Ganz wörtlich genommen: Die Farben dieses Gemäldes sind stark neon geprägt. Es gibt eine Menge neue Designs…
Ja, Chad arbeitet mit einem wundervollen Kameramann, Dan Laustsen, der den zweiten und jetzt auch den dritten Teil gefilmt hat. Er und Chad haben sehr eng miteinander gearbeitet, zusammen mit Kelly McCormick, dem Produktionsdesigner und Luca Mosca, dem Kostümbildner. Kamera und Farben sind sehr durchdacht.

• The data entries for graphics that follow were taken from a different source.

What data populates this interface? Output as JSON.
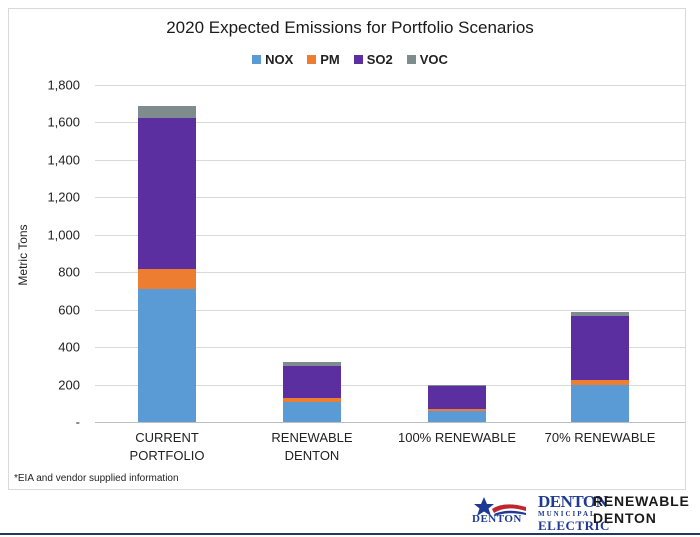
{
  "chart_data": {
    "type": "bar",
    "stacked": true,
    "title": "2020 Expected Emissions for Portfolio Scenarios",
    "ylabel": "Metric Tons",
    "xlabel": "",
    "ylim": [
      0,
      1800
    ],
    "yticks": [
      0,
      200,
      400,
      600,
      800,
      1000,
      1200,
      1400,
      1600,
      1800
    ],
    "ytick_labels": [
      "-",
      "200",
      "400",
      "600",
      "800",
      "1,000",
      "1,200",
      "1,400",
      "1,600",
      "1,800"
    ],
    "categories": [
      "CURRENT\nPORTFOLIO",
      "RENEWABLE\nDENTON",
      "100% RENEWABLE",
      "70% RENEWABLE"
    ],
    "series": [
      {
        "name": "NOX",
        "color": "#5b9bd5",
        "values": [
          710,
          105,
          60,
          200
        ]
      },
      {
        "name": "PM",
        "color": "#ed7d31",
        "values": [
          105,
          25,
          10,
          25
        ]
      },
      {
        "name": "SO2",
        "color": "#5b2fa0",
        "values": [
          810,
          170,
          120,
          340
        ]
      },
      {
        "name": "VOC",
        "color": "#7f8c8d",
        "values": [
          65,
          20,
          10,
          25
        ]
      }
    ],
    "legend_position": "top-center",
    "grid": true
  },
  "footnote": "*EIA and vendor supplied information",
  "logos": {
    "city_name": "DENTON",
    "utility_top": "DENTON",
    "utility_sub": "MUNICIPAL",
    "utility_bottom": "ELECTRIC",
    "program_line1": "RENEWABLE",
    "program_line2": "DENTON"
  }
}
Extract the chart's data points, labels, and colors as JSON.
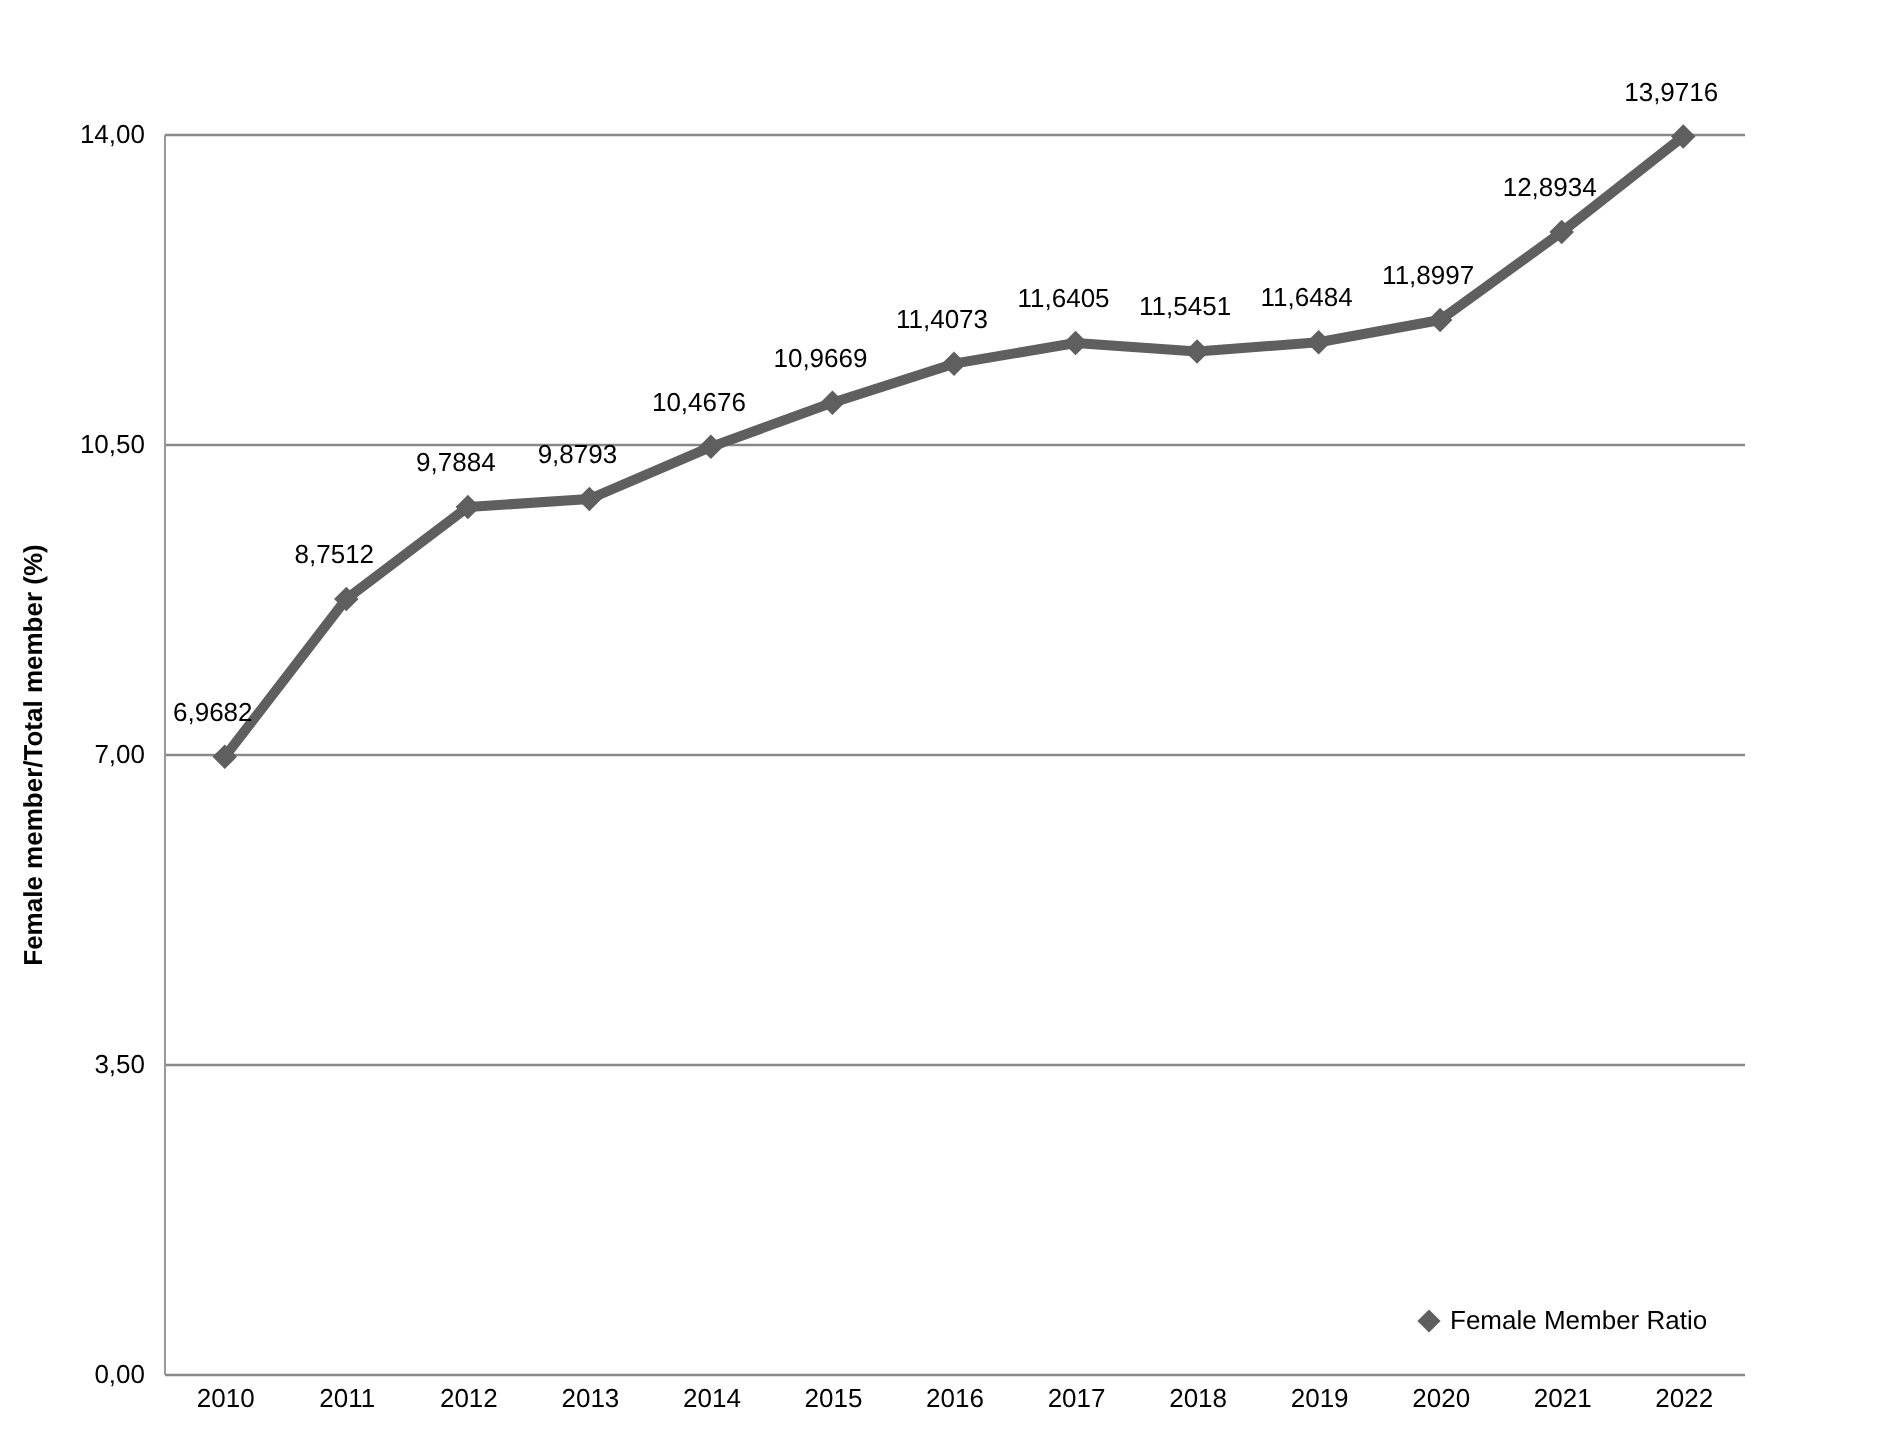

Aber ohne Chad wäre es schwierig, gerade als lang eingespieltes Duo, oder?
Ja klar, er und ich sind wirklich Partner geworden, im Sinne von zusammen Ideen sammeln und die Geschichten und Charaktere dahinter, und was passieren wird. Es hat wirklich Spaß gemacht so kreativ zu sein und diese „John Wick“-Welt miteinander zu erschaffen.
ROLLING STONE sprach auch mit Regisseur Chad Stahelski. Das komplette Interview gibt es hier.
„John Wick: Kapitel 3“ ist ab Donnerstag (23. Mai) im Kino zu sehen. Der vierte Teil der Reihe wurde jetzt offiziell bestätigt – er soll am 21. Mai 2021 erscheinen.